Jalan pintas yang dipilih untuk melibatkan keluarga dalam melakukan teror bisa disebabkan orang tua yang tidak ingin anaknya kelak menjadi cemooh lingkungan sekitar. Mereka tidak ingin anaknya dicap sebagai anak seorang teroris sehingga memilih mengikutsertakan mereka.
Seharusnya pendidikan yang benar kepada anak adalah menumbuhkan optimisme dalam menata masa depan meskipun hal itu dirasa sulit. Pendidikan yang baik dari orang tua dapat menciptakan suasana yang menyenangkan, juga kondisi emosional dan intelektual yang baik.
Sementara itu dilihat dari sisi kejiwaan, tindakan orang ikut terlibat melakukan teror bisa disebabkan karena kebutuhan ekonomi. Orang yang pesimis akan kecukupan kebutuhan materi membuat ia merasa marah dan melakukan berbagai cara untuk melampiaskan emosinya.
Alasan kedua, agar pelaku teror disegani oleh masyarakat atau kelompoknya. Dengan melakukan teror dan menjadi korban namanya akan tetap disegani. Terakhir, adalah orang yang berpikir pendek.

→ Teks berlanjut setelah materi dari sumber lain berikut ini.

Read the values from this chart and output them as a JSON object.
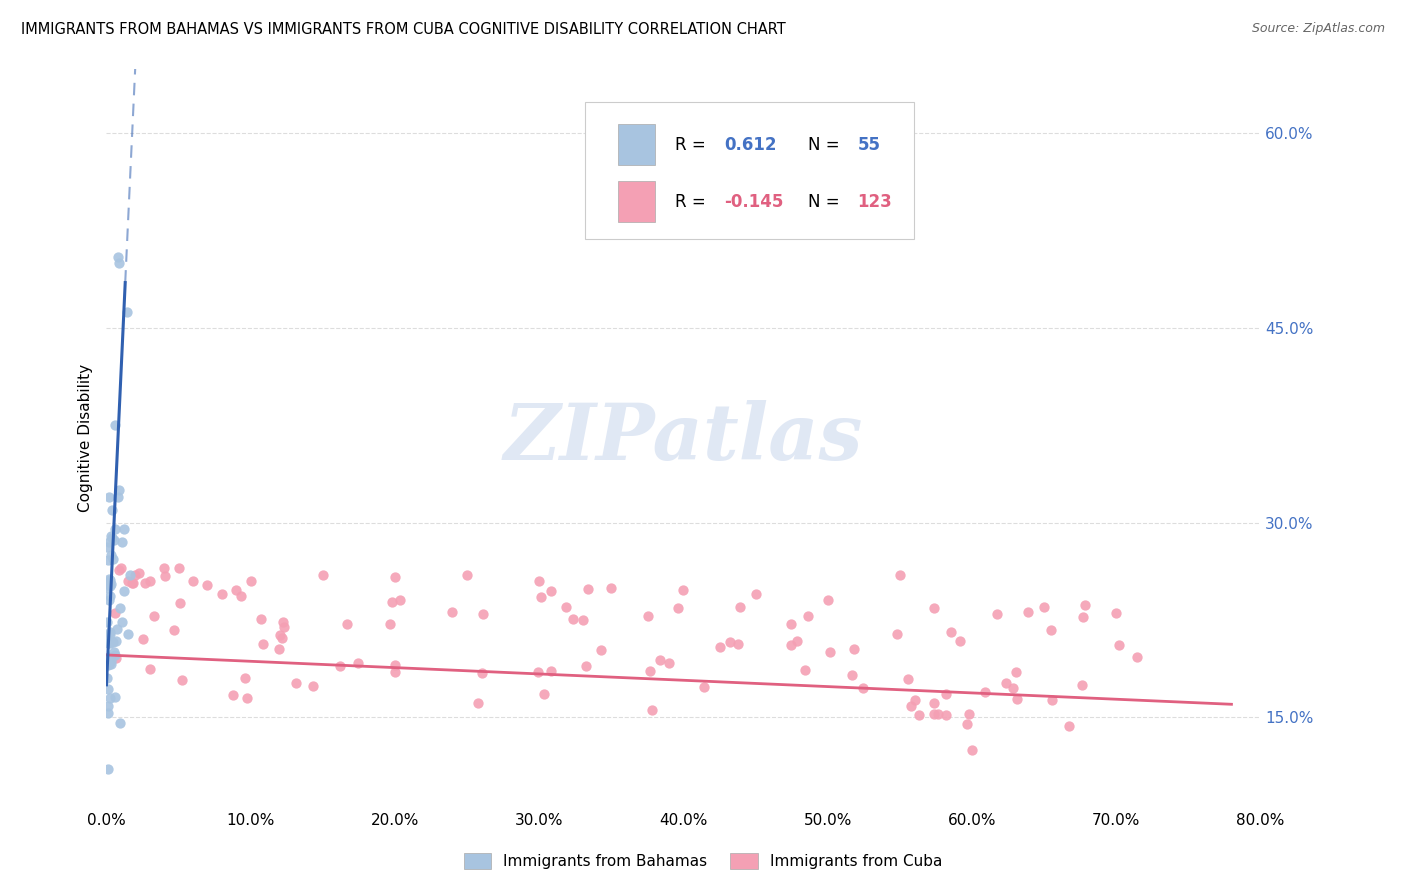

"(Teroris) Berpikir sempit dan pendek. Mereka kira bisa dilakukan perubahan dengan melakukan itu (teror), padahal tidak mungkin. Perubahan bisa dilakukan menurut saya lewat proses dan proses itu mendidik serta harus sabar. Orang (melakukan) teror itu tanda kalau tidak sabar, inginya cepat," ujar pria kelahiran Malang ini.